Le passage
Pour naître nous passons par le temps qui est une déchirure de l’espace. L’’enfant se constitue en homme pour attendre la mort. La graine se continue en fleur pour atteindre l’abeille. Je me voudrais pollen dans la flore verbale, sève dans la croissance de l’arbre. Je ne veux pas des genoux pliés pour un salaire, de l’échine courbée sous le poids des dollars, de l’orgueil des riches dilapidant la terre. Je me voudrais soleil irisant les gouttes d’eau, fraîcheur dans la pluie irriguant le désert, éclair dans l’orage, couleurs de l’arc-en-ciel dans les ombres d’images, tendresse dans l’étreinte, amour dans la vie.
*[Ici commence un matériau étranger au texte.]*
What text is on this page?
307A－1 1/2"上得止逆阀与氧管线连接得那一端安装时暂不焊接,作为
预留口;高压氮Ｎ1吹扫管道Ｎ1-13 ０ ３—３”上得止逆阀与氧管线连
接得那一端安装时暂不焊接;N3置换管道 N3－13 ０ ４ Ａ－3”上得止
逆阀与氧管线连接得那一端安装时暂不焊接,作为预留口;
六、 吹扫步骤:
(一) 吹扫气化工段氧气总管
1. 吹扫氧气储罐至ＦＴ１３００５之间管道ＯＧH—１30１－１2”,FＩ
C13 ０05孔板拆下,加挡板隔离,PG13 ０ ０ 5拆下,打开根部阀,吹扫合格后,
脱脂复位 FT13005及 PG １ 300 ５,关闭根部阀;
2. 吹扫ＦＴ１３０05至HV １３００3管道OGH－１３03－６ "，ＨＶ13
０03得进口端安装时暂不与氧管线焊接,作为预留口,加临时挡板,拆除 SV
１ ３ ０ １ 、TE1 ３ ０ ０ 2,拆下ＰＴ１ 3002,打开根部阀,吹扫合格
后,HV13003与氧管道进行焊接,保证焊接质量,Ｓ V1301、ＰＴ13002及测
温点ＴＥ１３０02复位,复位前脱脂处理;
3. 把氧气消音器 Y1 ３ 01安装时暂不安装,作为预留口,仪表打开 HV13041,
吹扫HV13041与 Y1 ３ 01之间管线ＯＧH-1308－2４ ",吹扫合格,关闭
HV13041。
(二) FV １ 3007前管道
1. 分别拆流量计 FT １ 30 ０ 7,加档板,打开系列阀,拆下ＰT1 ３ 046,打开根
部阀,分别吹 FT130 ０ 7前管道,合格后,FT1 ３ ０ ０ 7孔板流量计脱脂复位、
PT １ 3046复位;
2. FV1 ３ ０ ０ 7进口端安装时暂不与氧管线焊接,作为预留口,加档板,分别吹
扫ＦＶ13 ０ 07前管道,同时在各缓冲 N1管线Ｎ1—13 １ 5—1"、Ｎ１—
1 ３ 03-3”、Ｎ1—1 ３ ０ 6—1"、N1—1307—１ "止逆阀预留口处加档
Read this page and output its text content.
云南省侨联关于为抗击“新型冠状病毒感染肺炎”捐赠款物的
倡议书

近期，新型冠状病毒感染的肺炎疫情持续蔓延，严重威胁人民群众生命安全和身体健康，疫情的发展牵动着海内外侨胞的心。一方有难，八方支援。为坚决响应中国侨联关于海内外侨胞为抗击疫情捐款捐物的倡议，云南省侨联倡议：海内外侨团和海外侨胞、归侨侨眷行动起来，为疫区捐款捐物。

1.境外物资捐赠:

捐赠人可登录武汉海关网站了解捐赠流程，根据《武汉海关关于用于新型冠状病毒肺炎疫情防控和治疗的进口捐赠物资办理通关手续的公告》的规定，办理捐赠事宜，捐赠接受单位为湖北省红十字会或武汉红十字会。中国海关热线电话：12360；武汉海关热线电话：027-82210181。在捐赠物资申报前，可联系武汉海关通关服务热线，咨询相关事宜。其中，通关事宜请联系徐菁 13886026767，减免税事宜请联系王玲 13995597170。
Je préfère la passion à la norme sociale. Lorsque j’écris, je suis comme la proie déjouant le chasseur, la forme complétée par le regard du peintre. L’argent est une mauvaise idée. Elle engendre la notion de profit. La gloire est une mauvaise pensée. Elle écrase les autres. Nous sommes esclaves des idées bien plus que de la mort. Je cherche dans les mots les scènes qui nous manquent, celle de notre conception et le passage vers la mort. Je cherche le partage qui seul grandit l’homme.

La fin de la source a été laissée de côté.